Elvis and Birds by Ben Roe Jr. currently hangs in the naturally lit and underappreciated gallery space of the South Broadway Cultural Center as part of the group show Recurrences, joined by work by Roberto Salas and Bobby J. Jones. A work of driven by collage, Elvis and Birds is an assemblage of parts with a complexity best considered by separating the main elements and taking them one at a time.
First, there is Elvis. When confronted with an Elvis of any shape or context, what we say may be generational. A creature made wholly out of a branding strategy, perceptions of Elvis have changed wildly over the generations since his 1956 appearance on “The Ed Sullivan Show.” Likewise, the continued use and purpose of Elvis iconography in art has changed as well. It was 30 years ago this summer that cultural critic Flavor Flav made plain and public his reconsidered attitude towards the legacy of Elvis. “Fuck him and John Wayne,” said the man wearing the big clock.
Holding a unique place in the American canon of iconography, over time Elvis has gone from veneration (with John Wayne) by Andy Warhol, to endless farce à la impersonators, to full-bore reconsiderations of not only his songs and the legitimacy of his place in the Rock and Roll Hall of Fame, but deep dives into his creepy relationship with Priscilla by the likes of Malcolm Gladwell and others. His inclusion in Elvis and Birds is a bold choice that can send the viewer spinning off in many directions.
Then there are the birds. Against the advice of Anne Lamott, taking them as a group may simply be the better way to see them as a counterpoint to Elvis. Clearly, these bird illustrations have held up longer than Elvis’ reputation in our collective appreciation, but the history of bird illustration—a history that extends through the cave paintings of Lascaux and back undoubtably as far as music itself—has also suffered over the years from a reluctance by some to be truly considered art. Bird illustrations are not, after all, created to show the artist’s originality, but to show what the bird looks like for people who can’t go see the actual bird. Does anyone still doubt that Elvis was not created to show his originality, but rather to render a more manageable version of African-American music to white audiences? The inclusion of the birds in Elvis and Birds leaves the viewer wondering if these bird illustrations don’t have more in common with Elvis iconography than apparent at first glance.

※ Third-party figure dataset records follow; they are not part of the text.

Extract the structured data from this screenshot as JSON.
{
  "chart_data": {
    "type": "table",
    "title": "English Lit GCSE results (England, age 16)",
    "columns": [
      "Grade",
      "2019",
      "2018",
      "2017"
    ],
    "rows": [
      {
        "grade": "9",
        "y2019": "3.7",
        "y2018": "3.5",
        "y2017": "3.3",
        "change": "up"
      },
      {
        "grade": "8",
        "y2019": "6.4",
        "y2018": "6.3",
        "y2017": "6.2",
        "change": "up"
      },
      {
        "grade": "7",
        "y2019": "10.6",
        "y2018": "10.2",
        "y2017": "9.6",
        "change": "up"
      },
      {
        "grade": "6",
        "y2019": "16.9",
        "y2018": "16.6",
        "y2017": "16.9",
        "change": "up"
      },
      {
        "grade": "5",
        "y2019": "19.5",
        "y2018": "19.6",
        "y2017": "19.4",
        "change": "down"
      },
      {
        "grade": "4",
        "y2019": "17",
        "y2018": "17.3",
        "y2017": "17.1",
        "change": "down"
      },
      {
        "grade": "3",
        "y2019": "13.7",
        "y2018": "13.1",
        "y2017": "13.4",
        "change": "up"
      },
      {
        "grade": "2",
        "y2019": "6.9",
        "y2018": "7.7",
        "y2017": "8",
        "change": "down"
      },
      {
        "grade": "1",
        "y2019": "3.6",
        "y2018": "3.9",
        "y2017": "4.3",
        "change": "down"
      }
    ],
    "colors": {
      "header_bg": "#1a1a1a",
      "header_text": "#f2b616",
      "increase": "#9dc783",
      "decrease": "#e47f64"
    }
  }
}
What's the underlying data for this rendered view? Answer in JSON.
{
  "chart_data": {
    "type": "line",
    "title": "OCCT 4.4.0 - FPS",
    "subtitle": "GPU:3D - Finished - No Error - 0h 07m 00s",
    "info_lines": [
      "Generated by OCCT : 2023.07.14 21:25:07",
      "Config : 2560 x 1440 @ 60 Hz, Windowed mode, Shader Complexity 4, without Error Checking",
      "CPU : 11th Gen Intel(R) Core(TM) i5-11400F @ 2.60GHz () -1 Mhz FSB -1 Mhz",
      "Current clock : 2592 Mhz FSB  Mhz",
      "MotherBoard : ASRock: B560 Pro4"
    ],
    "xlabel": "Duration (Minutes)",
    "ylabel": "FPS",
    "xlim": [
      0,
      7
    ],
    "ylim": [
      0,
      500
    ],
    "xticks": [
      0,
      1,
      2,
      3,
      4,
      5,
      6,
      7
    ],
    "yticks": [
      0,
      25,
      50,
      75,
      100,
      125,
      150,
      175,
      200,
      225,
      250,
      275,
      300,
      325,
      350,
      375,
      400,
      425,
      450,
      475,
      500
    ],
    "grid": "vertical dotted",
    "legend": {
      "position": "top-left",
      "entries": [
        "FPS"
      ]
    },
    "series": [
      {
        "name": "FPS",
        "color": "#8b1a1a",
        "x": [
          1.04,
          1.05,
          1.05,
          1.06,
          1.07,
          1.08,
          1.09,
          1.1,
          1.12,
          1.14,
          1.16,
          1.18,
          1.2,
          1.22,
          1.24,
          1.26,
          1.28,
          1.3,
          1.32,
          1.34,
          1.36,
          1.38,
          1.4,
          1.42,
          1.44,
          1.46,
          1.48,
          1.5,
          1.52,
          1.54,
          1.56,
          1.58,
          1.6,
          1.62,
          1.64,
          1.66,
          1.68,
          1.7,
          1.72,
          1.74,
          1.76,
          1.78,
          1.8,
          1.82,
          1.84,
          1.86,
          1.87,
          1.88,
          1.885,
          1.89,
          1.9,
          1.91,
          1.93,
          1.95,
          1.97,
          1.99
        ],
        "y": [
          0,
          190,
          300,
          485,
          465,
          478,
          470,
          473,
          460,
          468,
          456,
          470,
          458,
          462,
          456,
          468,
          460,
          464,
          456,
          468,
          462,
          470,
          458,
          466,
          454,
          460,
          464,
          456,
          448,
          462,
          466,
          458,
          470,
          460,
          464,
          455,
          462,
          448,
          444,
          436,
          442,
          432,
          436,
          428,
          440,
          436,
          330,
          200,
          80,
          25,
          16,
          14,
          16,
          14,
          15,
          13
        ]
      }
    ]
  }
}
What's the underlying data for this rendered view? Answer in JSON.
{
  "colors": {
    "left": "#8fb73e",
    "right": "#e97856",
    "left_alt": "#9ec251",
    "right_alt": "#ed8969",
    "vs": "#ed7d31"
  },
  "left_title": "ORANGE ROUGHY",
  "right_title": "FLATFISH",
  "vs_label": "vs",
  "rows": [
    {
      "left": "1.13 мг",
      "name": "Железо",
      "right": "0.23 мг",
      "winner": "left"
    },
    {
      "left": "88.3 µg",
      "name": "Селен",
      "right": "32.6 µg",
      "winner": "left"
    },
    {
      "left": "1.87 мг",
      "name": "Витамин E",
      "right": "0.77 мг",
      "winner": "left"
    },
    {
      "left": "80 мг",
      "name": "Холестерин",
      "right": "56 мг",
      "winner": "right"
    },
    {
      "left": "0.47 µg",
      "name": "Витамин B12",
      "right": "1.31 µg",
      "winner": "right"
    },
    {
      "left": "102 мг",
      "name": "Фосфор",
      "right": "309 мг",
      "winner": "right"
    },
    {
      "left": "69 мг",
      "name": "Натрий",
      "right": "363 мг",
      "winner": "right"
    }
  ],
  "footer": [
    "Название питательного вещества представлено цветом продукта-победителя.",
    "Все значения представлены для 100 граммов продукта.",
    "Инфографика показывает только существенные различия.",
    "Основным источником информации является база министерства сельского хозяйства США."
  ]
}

Finally, let’s consider the thin, colorful, nearly opaque vertical lines of Elvis and Birds. They dominate the composition and obliterate your view. You really can’t get a good look at what is beneath with all of those lines there. Maybe given all the questions that the individual iconography of Elvis and of the birds brings up, it is better that way. Regardless, Ben Roe Jr. has done an exceptional job putting together a fine piece that raises those questions.